Even the last minute surprising inclusion of the Standard Template Library (STL) did not hold up for long the final ratification of the standard.

Fast forward 10 years, and it is the rare software developer who has even heard that there is a new specification in the making.  The C++0x initiative began in 2003, being named such since it was unknown when in 200x this new standard would be finalized (presuming C++09 being the worst case scenario).  Well, here we are in early 2010, and even with the most optimistic of assumptions, we will not see it ratified prior to the end of 2011 (more likely 2012 or 2013).


What Happened ???

I think that the ISO committee has been affected too much by both feature creep as well as scope creep.  In attempting to keep C++ comparable with newer languages, the committee has entertained a number of changes that are just not appropriate for C++.

And even with features that are theoretically good ideas, some of the implementations (designed by committee) were just syntactically awful.  Case in Point: Concepts.  The idea with C++ Concepts is to help limit the range of types in a template class (a laudable goal for simplification).  This would be great.  However, I found the syntax that was proposed simply awful.  It was verbose and clunky, and I can't imagine anyone really using it.  At the Frankfurt meeting of the standards committee last July, Concepts was finally dropped from C++0x (to which I said "Thank God!").
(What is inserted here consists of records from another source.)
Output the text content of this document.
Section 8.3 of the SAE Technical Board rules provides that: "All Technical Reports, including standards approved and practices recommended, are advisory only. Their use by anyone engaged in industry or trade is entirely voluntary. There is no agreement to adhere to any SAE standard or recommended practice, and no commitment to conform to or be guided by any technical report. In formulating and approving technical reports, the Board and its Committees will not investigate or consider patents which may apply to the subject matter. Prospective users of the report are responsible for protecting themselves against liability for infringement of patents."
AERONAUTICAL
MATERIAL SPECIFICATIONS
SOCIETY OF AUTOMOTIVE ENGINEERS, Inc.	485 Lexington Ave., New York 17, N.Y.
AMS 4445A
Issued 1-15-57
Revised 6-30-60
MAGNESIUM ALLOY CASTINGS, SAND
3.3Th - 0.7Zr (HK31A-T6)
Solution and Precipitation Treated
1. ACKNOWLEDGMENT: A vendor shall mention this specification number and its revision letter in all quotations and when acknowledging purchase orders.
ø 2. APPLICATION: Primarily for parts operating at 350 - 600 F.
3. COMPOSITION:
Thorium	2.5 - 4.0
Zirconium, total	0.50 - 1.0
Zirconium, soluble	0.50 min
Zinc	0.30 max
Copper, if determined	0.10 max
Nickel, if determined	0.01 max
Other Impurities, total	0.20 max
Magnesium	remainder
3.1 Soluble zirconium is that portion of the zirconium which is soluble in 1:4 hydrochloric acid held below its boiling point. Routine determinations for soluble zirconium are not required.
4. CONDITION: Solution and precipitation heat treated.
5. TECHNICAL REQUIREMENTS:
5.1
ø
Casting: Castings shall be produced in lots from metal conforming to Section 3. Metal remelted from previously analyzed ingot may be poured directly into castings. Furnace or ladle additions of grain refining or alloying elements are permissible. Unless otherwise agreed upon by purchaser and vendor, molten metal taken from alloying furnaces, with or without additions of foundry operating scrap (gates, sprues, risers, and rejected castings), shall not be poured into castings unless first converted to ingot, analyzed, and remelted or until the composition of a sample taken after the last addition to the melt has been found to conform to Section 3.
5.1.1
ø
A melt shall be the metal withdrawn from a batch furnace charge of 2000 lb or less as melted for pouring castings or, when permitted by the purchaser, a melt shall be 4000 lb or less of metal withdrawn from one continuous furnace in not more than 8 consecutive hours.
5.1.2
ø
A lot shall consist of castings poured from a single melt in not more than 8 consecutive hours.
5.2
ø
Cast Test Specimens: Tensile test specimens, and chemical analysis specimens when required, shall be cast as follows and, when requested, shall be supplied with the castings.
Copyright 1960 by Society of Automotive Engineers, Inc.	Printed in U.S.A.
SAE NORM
The only "big" feature that (in my opinion) should have been tackled by the C++0x committee was Garbage Collection, as this is sorely lacking in C++, and found in all of the newer languages.  C++'s defect in not having it has been one of the chief reasons that software developers have jumped to other languages, such as C# and Java.  Microsoft has incorporated Garbage Collection in its own C++ language variant called C++/CLI (although did so in its usually clumsy way).  I had hoped that the ISO committee could have done a better job, but they instead dropped it.  Sigh.

 And as the committee spins its wheels, delays just keep pushing out the ratification date.  When I first wrote about C++0x in a column three years ago, the committee timeline was expected to have the draft completed by the end of 2007, the general review in 2008, and ratification in 2009.  Today, the timeline reads the same way with the dates moved up exactly three years:  the draft completed by the end of 2010, the general review in 2011, and ratification in 2012.  And there's no guarantee that this won't slip yet another year.

For additional information, an online presentation of C++0x written in mid-2007 is available to view, although some of the information contained therein is no longer operative (such as the timeline and the inclusion of Concepts).


The obvious question remains: What value is there in updating C++ in today's world?  After all, Apple is pushing its developers onto Objective-C whilst Microsoft is pushing theirs to C#.  Aside from the Unix/Linux community (and many of them are either old C programmers, or skipped C++ completely and jumped to Java), is it even useful to have a new C++ specification?  Well yes, it is very useful.  Despite the missed opportunities of Garbage Collecting, an updated specification is needed to keep C++ fresh and alive today, moving into the new decade of the 2010's.  The changes in the language will make C++ both easier and more powerful than it ever was before.  Longtime C++ developers may not universally embrace every change coming down the pike, but they will certainly take advantage of some of them, even most of them.  It now remains to the ISO C++0x committee members to buckle down and focus at the task at hand to deliver this much needed update.